His 11th-hour election pledge to abandon his previous commitment to negotiate towards a Palestinian state — may have helped attract right-wing voters but is likely to antagonize Palestinians and the United States, according to analysts.

“This ... is not going to be a government that is going to move the peace process forward,” said Reuven Hazan, professor of political science at the Hebrew University of Jerusalem.

Any progress on peace would depend on whether Netanyahu can repair strained ties with President Barack Obama, he said.

“Netanyahu has just been re-elected by a significant margin and is more than likely to form a government that will keep him stable and in power for three to four more years, so if they can’t mend the fences … it’s a lame duck administration in the U.S. [and] Netanyahu will just try to buy time until it passes,” Hazan added.

Hanan Ashrawi, a member of the Palestinian Liberation Organization’s executive committee and frequent Palestinian spokesperson, warned that Netanyahu’s policies could provoke violence and extremism throughout the region.

“The results of the Israeli elections are the natural outcome of Israeli Prime Minister Benjamin Netanyahu’s policies throughout his previous tenures of generating fear, hostility and distrust, as well as shifting the whole terrain of political discourse to the racist extreme,” she said in a statement.

Secretary of State John Kerry, in Switzerland for Iran nuclear talks, declined to comment on the election result but the White House previously said it would work with whoever won.

However, the prospect of a compromise over a Palestinian state seemed bleak after Netanyahu posted on Twitter: “Retweet in support of an undivided Jerusalem!”

Eytan Gilboa, a professor of Israel-U.S. relations at the Bar-Ilan University in Tel Aviv, said "it remains to be seen" whether Obama will be able to overcome the "high level of personal animosity" between him and Netanyahu to create a working relationship until he ends his presidency.

"Whether or not the White House and Netanyahu will continue to conduct warfare between themselves depends on their ability to overcome the accumulation of bad feelings mistrust and poisonous relations," he said.

Israel’s president, Reuven Rivlin, favors a unity coalition but Netanyahu has already rejected a deal between Likud and Herzog’s Zionist Union.

“I called up Bibi and congratulated him and I respect the results,” Herzog said in a statement outside his house. “We will cooperate with any political party that wants to cooperate with us.
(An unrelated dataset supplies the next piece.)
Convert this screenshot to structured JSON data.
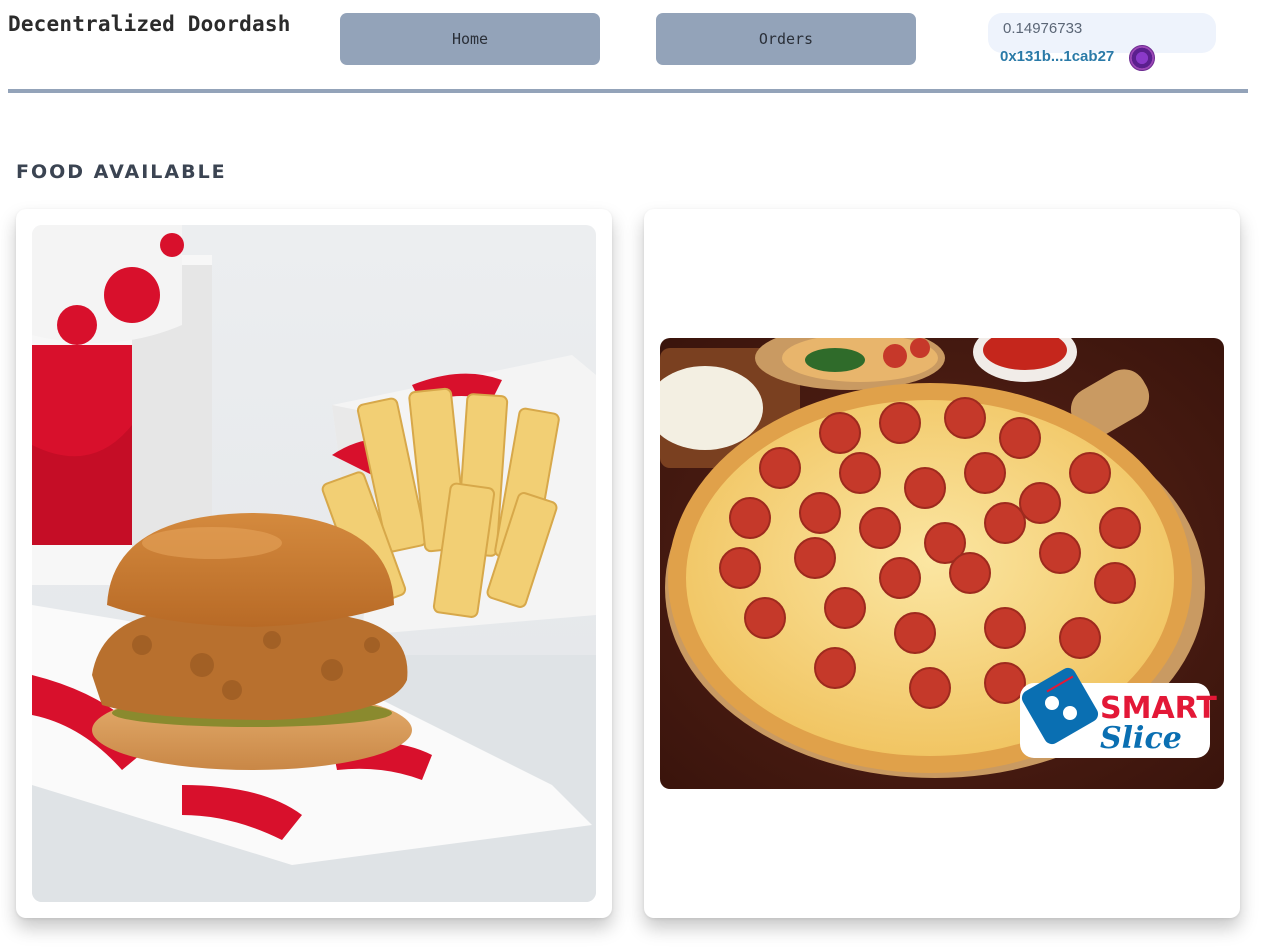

And we will work in the Knesset and in the public for our interests.”

The European Union said it was "committed to working with the incoming Israeli government on a mutually beneficial relationship as well as on the re-launch of the peace process" according to a statement from E.U. foreign policy chief Federica Mogherini.

An Iranian official, meanwhile, said the outcome of Israel's election made no difference.

“For us there is no difference between the Zionist regime's political parties. They are all aggressors in nature,'' foreign ministry spokesperson Marizeh Afkham told reporters, according to Mehr News Agency.

Hanan Ashrawi, an executive committee member of the Palestinian Liberation Organization, said the election results “do not bode well for peace and the region.”

“By destroying the chances of peace, negating Palestinian statehood, willfully persisting and violating international law, and challenging the will of the international community through an escalation of settlement activities and land theft … Netanyahu is liable to plunge the whole region into more extremism and violence,” she said in a statement.